The role of facility variation on racial disparities in use of hypofractionated whole breast radiotherapy
Laucis AMB, Jagsi R, Griffith KA, Dominello MM, Walker EM, Abu-Isa EI, Dilworth JT, Vicini F, Kocheril PG, Browne CH, Mietzel MA, Moran JM, Hayman J, and Pierce LJ. The role of facility variation on racial disparities in use of hypofractionated whole breast radiotherapy. J Clin Oncol 2019; 37.
J Clin Oncol
Background: Concerns about racial disparities in the adoption of medical advances motivate investigation of the use of hypofractionated radiotherapy, a less burdensome and less costlyapproach that is efficacious for most patients with early-stage breast cancer. Methods: A prospectively collected statewide quality consortium database from 25 institutions was queried for breast cancer patients who completed hypofractionated (HF) or conventionally fractionated whole breast radiotherapy (RT) from 1/2012-12/2018. We used patient-level multivariable modeling to evaluate associations between HF use and race, controlling for patient and facility factors, and multilevel modeling to account for patient clustering within facilities. Results: Of 10,318 patients analyzed, 80% self-reported their race as White, 18% as Black, and 2% as Asian, similar to statewide and national distributions. 31% of Whites were treated at academic centers compared to 65% of Blacks and 65% of Asians. In 2018, HF was utilized in 75% of Whites versus 60% of Blacks and 68% of Asians.
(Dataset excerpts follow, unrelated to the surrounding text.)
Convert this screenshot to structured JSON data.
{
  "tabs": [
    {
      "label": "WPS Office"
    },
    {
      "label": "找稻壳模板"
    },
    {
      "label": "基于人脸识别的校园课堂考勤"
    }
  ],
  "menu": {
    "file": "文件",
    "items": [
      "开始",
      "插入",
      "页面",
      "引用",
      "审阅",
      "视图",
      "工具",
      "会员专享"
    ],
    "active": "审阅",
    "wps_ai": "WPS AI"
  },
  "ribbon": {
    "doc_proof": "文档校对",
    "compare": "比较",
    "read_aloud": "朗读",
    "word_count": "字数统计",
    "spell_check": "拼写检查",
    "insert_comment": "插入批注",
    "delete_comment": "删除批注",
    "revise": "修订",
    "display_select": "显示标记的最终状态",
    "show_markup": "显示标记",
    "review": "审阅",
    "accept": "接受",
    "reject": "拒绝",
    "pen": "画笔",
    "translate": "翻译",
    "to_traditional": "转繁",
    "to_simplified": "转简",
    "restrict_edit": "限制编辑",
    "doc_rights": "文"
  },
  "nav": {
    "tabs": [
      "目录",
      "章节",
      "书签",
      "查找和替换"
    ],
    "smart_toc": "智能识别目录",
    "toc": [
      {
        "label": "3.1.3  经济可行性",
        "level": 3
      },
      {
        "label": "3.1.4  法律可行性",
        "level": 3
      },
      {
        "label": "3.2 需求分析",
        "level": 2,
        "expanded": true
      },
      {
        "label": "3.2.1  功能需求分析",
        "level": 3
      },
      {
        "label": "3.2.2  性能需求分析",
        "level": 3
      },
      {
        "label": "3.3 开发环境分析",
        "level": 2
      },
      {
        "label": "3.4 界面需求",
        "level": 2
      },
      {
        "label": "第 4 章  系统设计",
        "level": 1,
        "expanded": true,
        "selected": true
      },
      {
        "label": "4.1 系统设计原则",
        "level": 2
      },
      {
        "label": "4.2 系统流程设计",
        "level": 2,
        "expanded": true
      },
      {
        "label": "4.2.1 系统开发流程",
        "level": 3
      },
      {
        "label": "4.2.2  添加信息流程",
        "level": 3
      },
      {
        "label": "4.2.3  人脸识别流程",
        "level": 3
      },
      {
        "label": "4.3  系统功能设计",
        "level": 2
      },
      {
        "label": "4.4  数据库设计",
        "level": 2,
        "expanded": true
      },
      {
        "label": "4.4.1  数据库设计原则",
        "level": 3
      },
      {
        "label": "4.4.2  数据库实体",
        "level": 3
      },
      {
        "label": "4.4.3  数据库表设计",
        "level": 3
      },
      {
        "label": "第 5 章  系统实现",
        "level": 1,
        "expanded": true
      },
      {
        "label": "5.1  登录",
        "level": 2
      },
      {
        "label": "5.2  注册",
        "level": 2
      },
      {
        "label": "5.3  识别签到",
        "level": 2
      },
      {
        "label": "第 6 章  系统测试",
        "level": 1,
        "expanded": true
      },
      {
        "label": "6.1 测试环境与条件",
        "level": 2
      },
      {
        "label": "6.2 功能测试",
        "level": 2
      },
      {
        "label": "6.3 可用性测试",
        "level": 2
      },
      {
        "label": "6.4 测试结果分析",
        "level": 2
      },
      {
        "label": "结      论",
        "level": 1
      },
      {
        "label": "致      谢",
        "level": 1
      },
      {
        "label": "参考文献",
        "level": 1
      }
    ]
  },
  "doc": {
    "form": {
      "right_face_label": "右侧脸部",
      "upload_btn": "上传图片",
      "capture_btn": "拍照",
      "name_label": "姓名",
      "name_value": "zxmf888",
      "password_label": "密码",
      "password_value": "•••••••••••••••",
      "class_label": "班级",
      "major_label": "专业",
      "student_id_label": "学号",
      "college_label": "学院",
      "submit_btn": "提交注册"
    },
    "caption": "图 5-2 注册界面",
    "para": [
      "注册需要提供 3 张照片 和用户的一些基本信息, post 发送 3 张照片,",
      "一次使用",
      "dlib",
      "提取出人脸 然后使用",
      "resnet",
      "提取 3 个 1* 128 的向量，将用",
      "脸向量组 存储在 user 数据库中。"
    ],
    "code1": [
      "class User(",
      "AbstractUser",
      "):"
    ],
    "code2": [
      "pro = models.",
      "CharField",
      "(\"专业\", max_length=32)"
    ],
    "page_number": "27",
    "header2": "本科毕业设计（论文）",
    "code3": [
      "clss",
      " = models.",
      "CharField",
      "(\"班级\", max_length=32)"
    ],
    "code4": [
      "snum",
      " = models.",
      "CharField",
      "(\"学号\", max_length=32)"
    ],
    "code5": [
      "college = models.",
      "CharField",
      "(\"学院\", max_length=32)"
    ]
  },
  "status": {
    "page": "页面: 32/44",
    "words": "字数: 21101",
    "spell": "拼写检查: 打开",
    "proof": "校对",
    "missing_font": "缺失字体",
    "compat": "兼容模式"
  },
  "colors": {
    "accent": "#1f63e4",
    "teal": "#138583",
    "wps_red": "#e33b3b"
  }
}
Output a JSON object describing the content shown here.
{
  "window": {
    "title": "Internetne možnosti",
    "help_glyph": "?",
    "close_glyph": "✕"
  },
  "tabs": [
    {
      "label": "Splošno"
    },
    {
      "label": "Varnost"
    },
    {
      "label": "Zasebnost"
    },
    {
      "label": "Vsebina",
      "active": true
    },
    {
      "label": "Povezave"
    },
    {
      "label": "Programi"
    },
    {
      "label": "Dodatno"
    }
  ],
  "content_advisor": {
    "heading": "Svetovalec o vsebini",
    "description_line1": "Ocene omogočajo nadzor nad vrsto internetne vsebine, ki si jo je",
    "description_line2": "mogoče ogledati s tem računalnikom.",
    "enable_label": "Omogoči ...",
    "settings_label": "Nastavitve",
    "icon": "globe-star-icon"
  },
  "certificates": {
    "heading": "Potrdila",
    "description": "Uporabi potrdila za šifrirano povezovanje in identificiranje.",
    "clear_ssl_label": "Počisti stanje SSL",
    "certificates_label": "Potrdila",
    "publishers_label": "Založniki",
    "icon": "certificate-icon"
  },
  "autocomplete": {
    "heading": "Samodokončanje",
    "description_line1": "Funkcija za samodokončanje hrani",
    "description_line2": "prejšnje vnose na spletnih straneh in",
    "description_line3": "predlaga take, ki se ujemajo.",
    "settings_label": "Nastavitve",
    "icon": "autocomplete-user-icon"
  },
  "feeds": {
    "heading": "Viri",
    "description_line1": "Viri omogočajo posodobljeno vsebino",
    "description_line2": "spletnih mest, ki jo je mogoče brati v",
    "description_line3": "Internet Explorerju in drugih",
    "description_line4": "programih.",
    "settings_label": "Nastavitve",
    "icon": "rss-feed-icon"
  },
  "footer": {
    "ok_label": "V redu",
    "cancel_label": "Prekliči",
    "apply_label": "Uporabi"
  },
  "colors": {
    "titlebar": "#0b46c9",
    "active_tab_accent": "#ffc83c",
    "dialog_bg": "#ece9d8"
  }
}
On patient-level multivariable analysis (see Table), Black and Asian race were significantly associated with a lower likelihood of HF receipt, despite accounting for treatment year, age, laterality, BMI, breast volume, comorbidities, stage, triple-negative status, IMRT use, academic center treatment, and 2011 ASTRO Hypofractionation Guideline eligibility. On multilevel analysis, race was no longer significantly associated with HF receipt. Conclusions: We observed thatBlack and Asian patients receive hypofractionated RT less often, despite more frequent treatment at academic centers. Multilevel modeling eliminated this disparity, suggesting that differences in facility-specific HF use may contribute. Further inquiry is needed to determine if reduction of facility-level variation may reduce disparities in accessing HF treatment.